Fachleute aus der Deckung

Massgebliche Leute hinter der Front wagen sich nun aus der Deckung. So Lino Guzzella von der ETH Zürich oder Mario Gutmann, Betriebsratsvorsitzender der Robert Bosch GmbH in Bamberg (D). Auch Stefan Pischinger, CEO des Motoren- und Antriebsentwicklers FEV Aachen (D) mit Standorten in 20 Ländern, warnt vor dem Elektrohype. Unisono haben die ausgewiesenen Fachleute – anders als der Verfasser in ai 2/19 und ai 11/19 – nicht den Klimawandel im Visier, sondern die Art und Weise, wie das CO2-Ziel erreicht werden soll.

Mit Strom allein lässt sich die Vorgabe nicht erreichen, es braucht weitere Unterstützer für die individuelle Mobilität, so die Kernaussage von Leuten, die nicht dem Populismus, sondern der Realität verpflichtet sind. Auch weitere Exponenten haben den Gesamtblick im Visier: Versorgung, Kosten, Stand der Entwicklung, Infrastruktur, effektive CO2-Emissionen sowie Arbeitsplätze.

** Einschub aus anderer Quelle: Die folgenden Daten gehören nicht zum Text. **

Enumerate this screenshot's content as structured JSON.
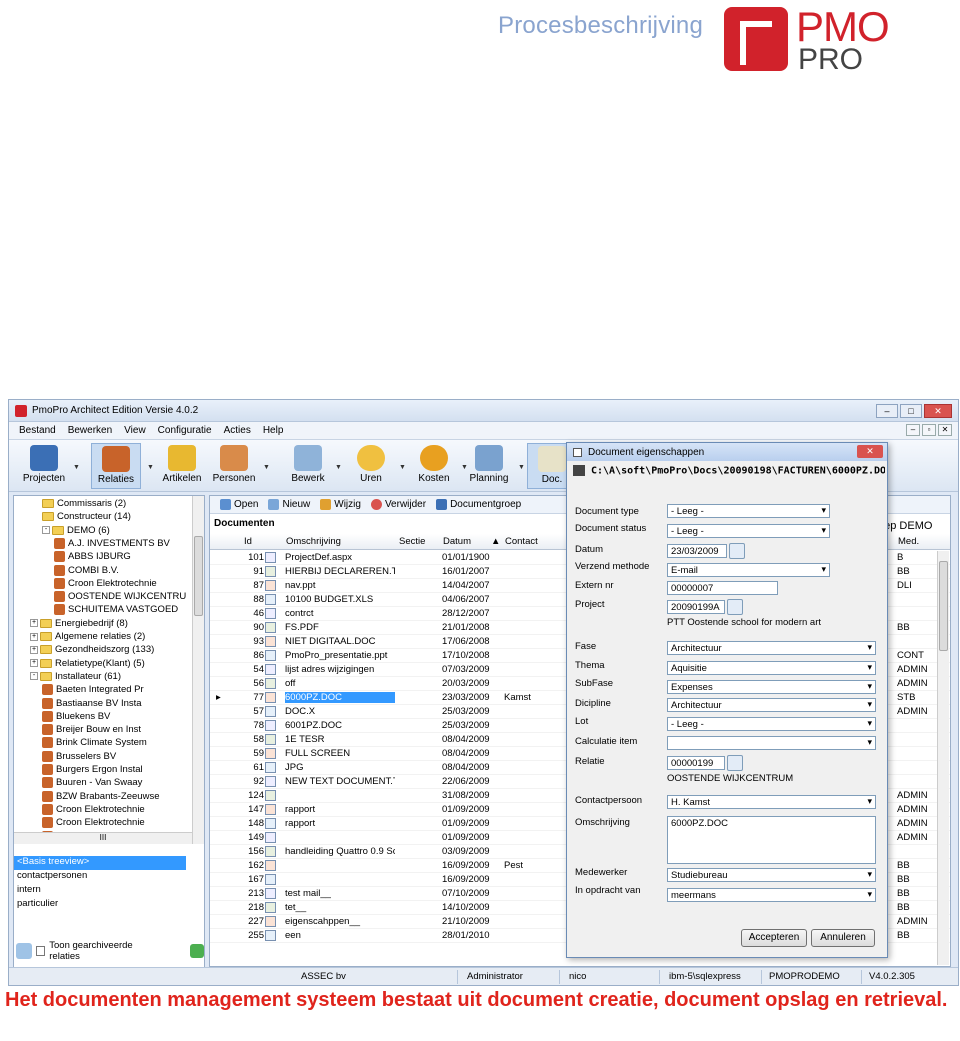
{
  "header": {
    "doc_title": "Procesbeschrijving",
    "logo_top": "PMO",
    "logo_bottom": "PRO"
  },
  "window": {
    "title": "PmoPro Architect Edition Versie 4.0.2"
  },
  "menu": [
    "Bestand",
    "Bewerken",
    "View",
    "Configuratie",
    "Acties",
    "Help"
  ],
  "toolbar": [
    "Projecten",
    "Relaties",
    "Artikelen",
    "Personen",
    "Bewerk",
    "Uren",
    "Kosten",
    "Planning",
    "Doc."
  ],
  "tree": [
    {
      "label": "Commissaris (2)",
      "type": "folder",
      "indent": 2
    },
    {
      "label": "Constructeur (14)",
      "type": "folder",
      "indent": 2
    },
    {
      "label": "DEMO (6)",
      "type": "folder",
      "indent": 2,
      "expander": "-"
    },
    {
      "label": "A.J. INVESTMENTS BV",
      "type": "person",
      "indent": 3
    },
    {
      "label": "ABBS IJBURG",
      "type": "person",
      "indent": 3
    },
    {
      "label": "COMBI B.V.",
      "type": "person",
      "indent": 3
    },
    {
      "label": "Croon Elektrotechnie",
      "type": "person",
      "indent": 3
    },
    {
      "label": "OOSTENDE WIJKCENTRU",
      "type": "person",
      "indent": 3
    },
    {
      "label": "SCHUITEMA VASTGOED",
      "type": "person",
      "indent": 3
    },
    {
      "label": "Energiebedrijf (8)",
      "type": "folder",
      "indent": 1,
      "expander": "+"
    },
    {
      "label": "Algemene relaties (2)",
      "type": "folder",
      "indent": 1,
      "expander": "+"
    },
    {
      "label": "Gezondheidszorg (133)",
      "type": "folder",
      "indent": 1,
      "expander": "+"
    },
    {
      "label": "Relatietype(Klant) (5)",
      "type": "folder",
      "indent": 1,
      "expander": "+"
    },
    {
      "label": "Installateur (61)",
      "type": "folder",
      "indent": 1,
      "expander": "-"
    },
    {
      "label": "Baeten Integrated Pr",
      "type": "person",
      "indent": 2
    },
    {
      "label": "Bastiaanse BV  Insta",
      "type": "person",
      "indent": 2
    },
    {
      "label": "Bluekens BV",
      "type": "person",
      "indent": 2
    },
    {
      "label": "Breijer Bouw en Inst",
      "type": "person",
      "indent": 2
    },
    {
      "label": "Brink Climate System",
      "type": "person",
      "indent": 2
    },
    {
      "label": "Brusselers BV",
      "type": "person",
      "indent": 2
    },
    {
      "label": "Burgers Ergon Instal",
      "type": "person",
      "indent": 2
    },
    {
      "label": "Buuren - Van Swaay",
      "type": "person",
      "indent": 2
    },
    {
      "label": "BZW Brabants-Zeeuwse",
      "type": "person",
      "indent": 2
    },
    {
      "label": "Croon Elektrotechnie",
      "type": "person",
      "indent": 2
    },
    {
      "label": "Croon Elektrotechnie",
      "type": "person",
      "indent": 2
    },
    {
      "label": "Dalkia Installatiete",
      "type": "person",
      "indent": 2
    }
  ],
  "tree_hscroll": "III",
  "lower_list": {
    "selected": "<Basis treeview>",
    "items": [
      "contactpersonen",
      "intern",
      "particulier"
    ]
  },
  "archive_checkbox": "Toon gearchiveerde relaties",
  "doc_toolbar": [
    "Open",
    "Nieuw",
    "Wijzig",
    "Verwijder",
    "Documentgroep"
  ],
  "grid": {
    "title": "Documenten",
    "right_title": "bep DEMO",
    "columns": [
      "Id",
      "Omschrijving",
      "Sectie",
      "Datum",
      "Contact",
      "Med."
    ],
    "rows": [
      {
        "id": "101",
        "om": "ProjectDef.aspx",
        "datum": "01/01/1900",
        "contact": "",
        "med": "B"
      },
      {
        "id": "91",
        "om": "HIERBIJ DECLAREREN.TX",
        "datum": "16/01/2007",
        "contact": "",
        "med": "BB"
      },
      {
        "id": "87",
        "om": "nav.ppt",
        "datum": "14/04/2007",
        "contact": "",
        "med": "DLI"
      },
      {
        "id": "88",
        "om": "10100 BUDGET.XLS",
        "datum": "04/06/2007",
        "contact": "",
        "med": ""
      },
      {
        "id": "46",
        "om": "contrct",
        "datum": "28/12/2007",
        "contact": "",
        "med": ""
      },
      {
        "id": "90",
        "om": "FS.PDF",
        "datum": "21/01/2008",
        "contact": "",
        "med": "BB"
      },
      {
        "id": "93",
        "om": "NIET DIGITAAL.DOC",
        "datum": "17/06/2008",
        "contact": "",
        "med": ""
      },
      {
        "id": "86",
        "om": "PmoPro_presentatie.ppt",
        "datum": "17/10/2008",
        "contact": "",
        "med": "CONT"
      },
      {
        "id": "54",
        "om": "lijst adres wijzigingen",
        "datum": "07/03/2009",
        "contact": "",
        "med": "ADMIN"
      },
      {
        "id": "56",
        "om": "off",
        "datum": "20/03/2009",
        "contact": "",
        "med": "ADMIN"
      },
      {
        "id": "77",
        "om": "6000PZ.DOC",
        "datum": "23/03/2009",
        "contact": "Kamst",
        "med": "STB",
        "selected": true
      },
      {
        "id": "57",
        "om": "DOC.X",
        "datum": "25/03/2009",
        "contact": "",
        "med": "ADMIN"
      },
      {
        "id": "78",
        "om": "6001PZ.DOC",
        "datum": "25/03/2009",
        "contact": "",
        "med": ""
      },
      {
        "id": "58",
        "om": "1E TESR",
        "datum": "08/04/2009",
        "contact": "",
        "med": ""
      },
      {
        "id": "59",
        "om": "FULL SCREEN",
        "datum": "08/04/2009",
        "contact": "",
        "med": ""
      },
      {
        "id": "61",
        "om": "JPG",
        "datum": "08/04/2009",
        "contact": "",
        "med": ""
      },
      {
        "id": "92",
        "om": "NEW TEXT DOCUMENT.T",
        "datum": "22/06/2009",
        "contact": "",
        "med": ""
      },
      {
        "id": "124",
        "om": "",
        "datum": "31/08/2009",
        "contact": "",
        "med": "ADMIN"
      },
      {
        "id": "147",
        "om": "rapport",
        "datum": "01/09/2009",
        "contact": "",
        "med": "ADMIN"
      },
      {
        "id": "148",
        "om": "rapport",
        "datum": "01/09/2009",
        "contact": "",
        "med": "ADMIN"
      },
      {
        "id": "149",
        "om": "",
        "datum": "01/09/2009",
        "contact": "",
        "med": "ADMIN"
      },
      {
        "id": "156",
        "om": "handleiding Quattro 0.9 Sca",
        "datum": "03/09/2009",
        "contact": "",
        "med": ""
      },
      {
        "id": "162",
        "om": "",
        "datum": "16/09/2009",
        "contact": "Pest",
        "med": "BB"
      },
      {
        "id": "167",
        "om": "",
        "datum": "16/09/2009",
        "contact": "",
        "med": "BB"
      },
      {
        "id": "213",
        "om": "test mail__",
        "datum": "07/10/2009",
        "contact": "",
        "med": "BB"
      },
      {
        "id": "218",
        "om": "tet__",
        "datum": "14/10/2009",
        "contact": "",
        "med": "BB"
      },
      {
        "id": "227",
        "om": "eigenscahppen__",
        "datum": "21/10/2009",
        "contact": "",
        "med": "ADMIN"
      },
      {
        "id": "255",
        "om": "een",
        "datum": "28/01/2010",
        "contact": "",
        "med": "BB"
      }
    ]
  },
  "status": {
    "company": "ASSEC bv",
    "user_role": "Administrator",
    "user": "nico",
    "server": "ibm-5\\sqlexpress",
    "database": "PMOPRODEMO",
    "version": "V4.0.2.305"
  },
  "dialog": {
    "title": "Document eigenschappen",
    "path": "C:\\A\\soft\\PmoPro\\Docs\\20090198\\FACTUREN\\6000PZ.DOC",
    "document_type_label": "Document type",
    "document_type": "- Leeg -",
    "document_status_label": "Document status",
    "document_status": "- Leeg -",
    "datum_label": "Datum",
    "datum": "23/03/2009",
    "verzend_label": "Verzend methode",
    "verzend": "E-mail",
    "extern_label": "Extern nr",
    "extern": "00000007",
    "project_label": "Project",
    "project": "20090199A",
    "project_name": "PTT Oostende  school for modern art",
    "fase_label": "Fase",
    "fase": "Architectuur",
    "thema_label": "Thema",
    "thema": "Aquisitie",
    "subfase_label": "SubFase",
    "subfase": "Expenses",
    "dicipline_label": "Dicipline",
    "dicipline": "Architectuur",
    "lot_label": "Lot",
    "lot": "- Leeg -",
    "calc_label": "Calculatie item",
    "calc": "",
    "relatie_label": "Relatie",
    "relatie": "00000199",
    "relatie_name": "OOSTENDE WIJKCENTRUM",
    "contact_label": "Contactpersoon",
    "contact": "H. Kamst",
    "omschrijving_label": "Omschrijving",
    "omschrijving": "6000PZ.DOC",
    "medewerker_label": "Medewerker",
    "medewerker": "Studiebureau",
    "opdracht_label": "In opdracht van",
    "opdracht": "meermans",
    "accept_button": "Accepteren",
    "cancel_button": "Annuleren"
  },
  "caption": "Het documenten management systeem bestaat uit document creatie, document opslag en retrieval."
}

Bundesrat hält sich zurück

Unsere Exekutive hat sich bislang nicht eingemischt, sondern harrt der Dinge, welche kommen sollen. Man ahnt jedoch, wenn es um die alleinige Meinung unserer aktuellen Bundespräsidentin ginge, hätte der Bundesrat längst ins Horn von Angela Merkel, Ursula von der Leyen, Anne Hidalgo (Stadtpräsidentin Paris), Boris Johnson und der norwegischen Exekutive geblasen.

Defizite haben alle, auch unsere Regierung. Vor allem damit, der Bevölkerung zu sagen, wie es mit der Besteuerung der Elektrofahrzeuge via Zapfsäule oder mit den Restwerten von Leasingautos weitergeht. Dies wäre schnellstmöglich angesagt, um den künftigen – und geförderten – Käufern von Elektrofahrzeugen reinen Wein einzuschenken, statt sie im Ungewissen zu lassen. Der Anteil der Stromer wird so oder so steigen. Ergo muss das Strassenverkehrsnetz mittelfristig von den elektrisch Fahrenden mitfinanziert werden.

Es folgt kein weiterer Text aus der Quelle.